After two hours tossing and turning, he got up and stood in the shower. Hot water did little to cleanse his aching soul. He had finally gotten what he deserved.

He closed his eyes and imagined the house in flames. Let his miserable, pathetic, monstrous life go up in smoke. It would be a fitting end, he knew. Leave nothing more than a pile of ashes. Maybe that was more than he deserved.

He never deserved Lucy, that much he knew for certain.

He remembered how spunky she had been that day in the airport, after security confiscated her bag. How she had made outrageous threats, how she had stood her ground even when the odds stacked higher and higher against her. He had fallen instantly in love with her.

And this is how he repaid her? By making her life a living hell for thirteen years?

She hadn't seen it coming, and quit honestly, neither had he. He was sitting, watching the game one night after a particularly rough day at work. He reacted to her hands, touching him, invading his space, and he'd blown a fuse as he lunged to his feet, fists swinging. He had been just as shocked as she looked. He would never forget the shadow of fear and disappointment in her eyes. He had let her down.
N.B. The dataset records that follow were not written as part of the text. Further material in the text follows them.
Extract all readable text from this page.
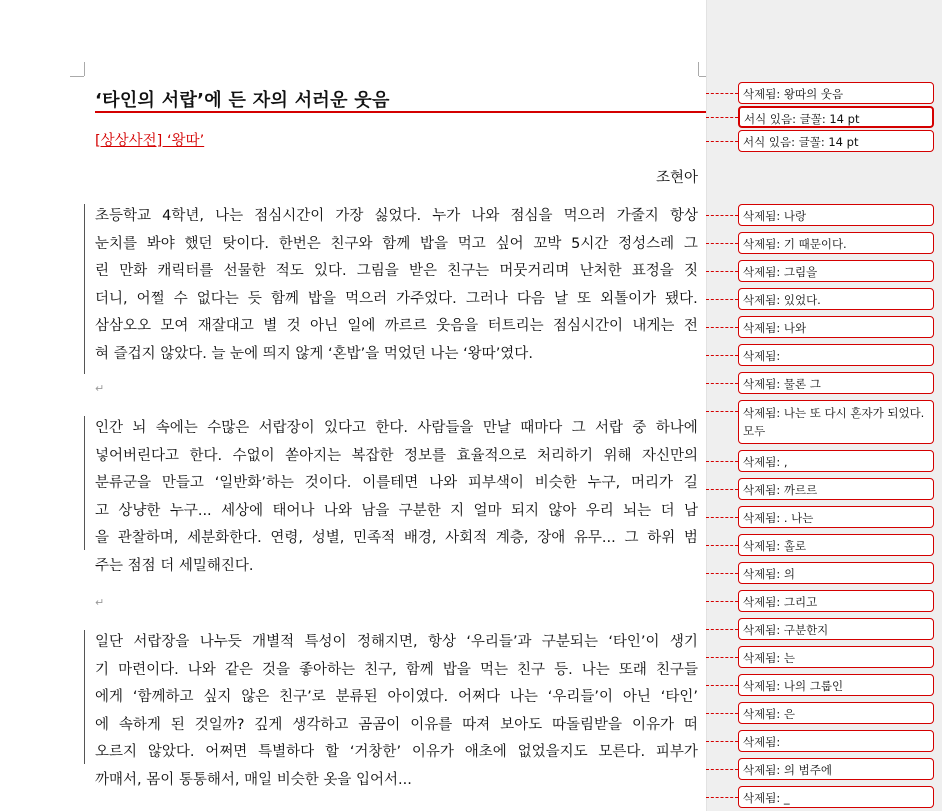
‘타인의 서랍’에 든 자의 서러운 웃음
[상상사전] ‘왕따’
조현아
초등학교 4학년, 나는 점심시간이 가장 싫었다. 누가 나와 점심을 먹으러 가줄지 항상
눈치를 봐야 했던 탓이다. 한번은 친구와 함께 밥을 먹고 싶어 꼬박 5시간 정성스레 그
린 만화 캐릭터를 선물한 적도 있다. 그림을 받은 친구는 머뭇거리며 난처한 표정을 짓
더니, 어쩔 수 없다는 듯 함께 밥을 먹으러 가주었다. 그러나 다음 날 또 외톨이가 됐다.
삼삼오오 모여 재잘대고 별 것 아닌 일에 까르르 웃음을 터트리는 점심시간이 내게는 전
혀 즐겁지 않았다. 늘 눈에 띄지 않게 ‘혼밥’을 먹었던 나는 ‘왕따’였다.
인간 뇌 속에는 수많은 서랍장이 있다고 한다. 사람들을 만날 때마다 그 서랍 중 하나에
넣어버린다고 한다. 수없이 쏟아지는 복잡한 정보를 효율적으로 처리하기 위해 자신만의
분류군을 만들고 ‘일반화’하는 것이다. 이를테면 나와 피부색이 비슷한 누구, 머리가 길
고 상냥한 누구... 세상에 태어나 나와 남을 구분한 지 얼마 되지 않아 우리 뇌는 더 남
을 관찰하며, 세분화한다. 연령, 성별, 민족적 배경, 사회적 계층, 장애 유무... 그 하위 범
주는 점점 더 세밀해진다.
일단 서랍장을 나누듯 개별적 특성이 정해지면, 항상 ‘우리들’과 구분되는 ‘타인’이 생기
기 마련이다. 나와 같은 것을 좋아하는 친구, 함께 밥을 먹는 친구 등. 나는 또래 친구들
에게 ‘함께하고 싶지 않은 친구’로 분류된 아이였다. 어쩌다 나는 ‘우리들’이 아닌 ‘타인’
에 속하게 된 것일까? 깊게 생각하고 곰곰이 이유를 따져 보아도 따돌림받을 이유가 떠
오르지 않았다. 어쩌면 특별하다 할 ‘거창한’ 이유가 애초에 없었을지도 모른다. 피부가
까매서, 몸이 통통해서, 매일 비슷한 옷을 입어서...
↵
↵
삭제됨: 왕따의 웃음
서식 있음: 글꼴: 14 pt
서식 있음: 글꼴: 14 pt
삭제됨: 나랑
삭제됨: 기 때문이다.
삭제됨: 그림을
삭제됨: 있었다.
삭제됨: 나와
삭제됨:
삭제됨: 물론 그
삭제됨: 나는 또 다시 혼자가 되었다. 모두
삭제됨: ,
삭제됨: 까르르
삭제됨: . 나는
삭제됨: 홀로
삭제됨: 의
삭제됨: 그리고
삭제됨: 구분한지
삭제됨: 는
삭제됨: 나의 그룹인
삭제됨: 은
삭제됨:
삭제됨: 의 범주에
삭제됨: _
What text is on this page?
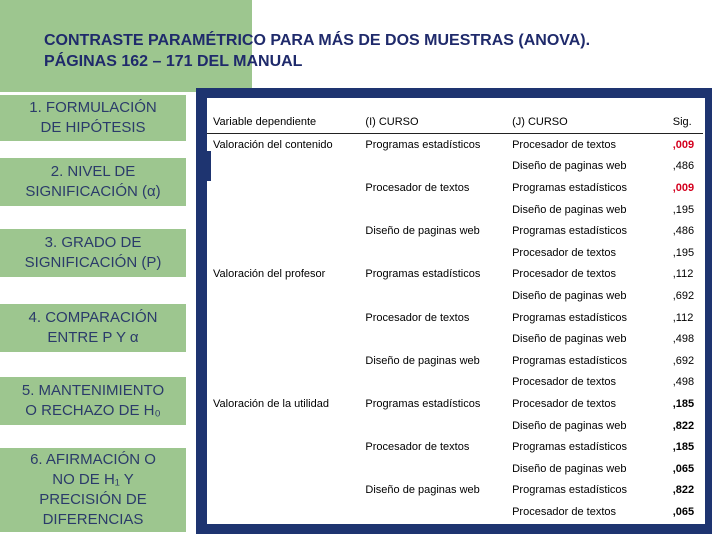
CONTRASTE PARAMÉTRICO PARA MÁS DE DOS MUESTRAS (ANOVA).
PÁGINAS 162 – 171 DEL MANUAL
1. FORMULACIÓN
DE HIPÓTESIS
2. NIVEL DE
SIGNIFICACIÓN (α)
3. GRADO DE
SIGNIFICACIÓN (P)
4. COMPARACIÓN
ENTRE P Y α
5. MANTENIMIENTO
O RECHAZO DE H₀
6. AFIRMACIÓN O
NO DE H₁ Y
PRECISIÓN DE
DIFERENCIAS
Variable dependiente	(I) CURSO	(J) CURSO	Sig.
Valoración del contenido	Programas estadísticos	Procesador de textos	,009
		Diseño de paginas web	,486
	Procesador de textos	Programas estadísticos	,009
		Diseño de paginas web	,195
	Diseño de paginas web	Programas estadísticos	,486
		Procesador de textos	,195
Valoración del profesor	Programas estadísticos	Procesador de textos	,112
		Diseño de paginas web	,692
	Procesador de textos	Programas estadísticos	,112
		Diseño de paginas web	,498
	Diseño de paginas web	Programas estadísticos	,692
		Procesador de textos	,498
Valoración de la utilidad	Programas estadísticos	Procesador de textos	,185
		Diseño de paginas web	,822
	Procesador de textos	Programas estadísticos	,185
		Diseño de paginas web	,065
	Diseño de paginas web	Programas estadísticos	,822
		Procesador de textos	,065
He would have done anything to take it back. Instead he let it happen again and again, over and over, thousands of time, maybe millions.


*~*~*~*~*~*~*~*~*~
It would all have been so easy
If you'd only made me cry
And told me how you're leaving me
To some organ grinder's lullaby
It's hard, so hard - it's tearing out my heart
It's hard letting you go
*~*~*~*~*~*~*~*~*~*~

Kevin turned off the shower long after the water had run cold. He dressed in jeans and a T-shirt and stood in the middle of his bedroom. Her bedroom. Their bedroom. The room looked like no one lived in it. Less personal than a hotel room, if that was possible. No cozy, friendly, appealing pictures on the walls. No wedding pictures, no pictures of the kids lined up on the dresser. Nothing personal anywhere in sight. Just furniture and walls. Plain, like their lives.

So many times he had imagined Lucy confronting him, refusing to take another blow. He needed her to force him to admit he had a problem. Even though he knew his anger was out of control, he couldn't face it on his own, and he didn't have to face it at all as long as she let him get away with it.

He'd thought about leaving her, many times. He knew she and the kids would be better off without him. She would go home, to her parents and her family. They would never hurt her. He would never do it, though. Could never do it. He loved her too much, and he was selfish.

He turned from the room and shut off the light. If Lucy could leave, so could he.


*~*~*~*~*~*~*~*~*~*~
Now the sky, it shines a different kind of blue
And the neighbor's dog don't bark like he used to
Well - me, these days I just miss you - it's the nights that I go insane
Unless you're coming back for me
That's one thing I know that won't change
It's hard, so hard - it's tearing out my heart It's hard letting you go
*~*~*~*~*~*~*~*~*~

Kevin sat in his car, in the garage, hunched over the steering wheel crying. How had he let it go this far? How had it come to this? He banged his head against the hard metal and thought about turning the engine on, put himself out of his misery.

Instead he raised the garage and put the car in reverse. He would just have to follow her to Glen Oak and beg forgiveness there.